By Becca Iverson | Development Manager
In July 2015, GMin soft launched our first InLab in Kenya at St. Elizabeth Academy, a girls only private boarding school in Karen, about 20 kilometers away from the Nairobi City Center.
One of our key aspirations within the InLabs program is to engage more girls in STEAM, as we realize there are many barriers to accessing quality education and employment opportunities.

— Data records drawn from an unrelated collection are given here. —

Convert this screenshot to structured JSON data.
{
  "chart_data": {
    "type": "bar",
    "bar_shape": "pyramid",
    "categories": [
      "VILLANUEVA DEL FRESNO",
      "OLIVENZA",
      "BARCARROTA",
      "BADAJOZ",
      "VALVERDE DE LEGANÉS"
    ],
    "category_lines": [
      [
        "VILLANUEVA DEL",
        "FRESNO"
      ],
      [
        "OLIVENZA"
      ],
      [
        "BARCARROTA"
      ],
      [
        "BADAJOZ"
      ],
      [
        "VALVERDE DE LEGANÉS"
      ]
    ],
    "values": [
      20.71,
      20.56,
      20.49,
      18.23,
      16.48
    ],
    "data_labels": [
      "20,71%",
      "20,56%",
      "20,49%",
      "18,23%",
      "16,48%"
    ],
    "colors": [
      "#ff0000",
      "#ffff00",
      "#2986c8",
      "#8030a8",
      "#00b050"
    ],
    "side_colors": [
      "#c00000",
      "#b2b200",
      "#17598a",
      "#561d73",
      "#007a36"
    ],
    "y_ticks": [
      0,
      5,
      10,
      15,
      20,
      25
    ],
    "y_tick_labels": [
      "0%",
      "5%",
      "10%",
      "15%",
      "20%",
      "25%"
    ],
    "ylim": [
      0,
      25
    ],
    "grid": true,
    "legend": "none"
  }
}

Within just a few months from the InLabs launch, we have already hosted a series of standalone STEAM workshops, Designathons, and a Design Thinking Camp. In the standalone STEAM workshops- we introduced the students to educational toolkits such as Scratch, Empathy Toys, MaKey MaKey, Arduinos, and Adobe Photoshop Elements. The students learned how these tools can be leveraged to understand, solve and communicate community problems. At the end of the second academic term and before the students broke out for their summer holidays, we hosted a Designathon in collaboration with Kounkuey Design Initiative (KDI), a community-based organization in Kibera that transforms impoverished communities by collaborating with residents to create low-cost, high-impact public spaces that improve their daily lives. The Designathon focused on KDI’s latest school construction project in Kibera. The event lasted about 4 hours, and included an introduction to productive public spaces, group discussions and presentations of paper prototypes.
During the summer holiday, we hosted a 4-day Design Thinking Camp where we introduced the basic principles of design thinking processes using a thematic challenge of poor access to healthcare systems in Kenya. Students learned to empathize with diverse constraints faced by different stakeholders in the healthcare system, define problem-framing statements, brainstorm ideas, and build paper prototypes that improved the daily activities of doctors, nurses, and patients.
The early impacts of the Kenya InLab program are best conveyed through the student feedback below:
“It was nice learning more [about] the prototype. It was nice enhancing our creativity skills. It was [educational] and encouraging.”
“It was awesome coming up with different kinds of prototypes. More of a mind-opening opportunity. I learned so much from Leroy.”
“This 4-day camping session has been amazing. We learned a lot about the five steps of design thinking even though it was somehow a sort of over-thinking but we still enjoyed it. We learned how to put ourselves in other people’s feelings and try to feel what they usually feel and we appreciated the fact that it taught and also prepares us for the upcoming future. Thanks a heap and god bless you as you continue with the same spirit.”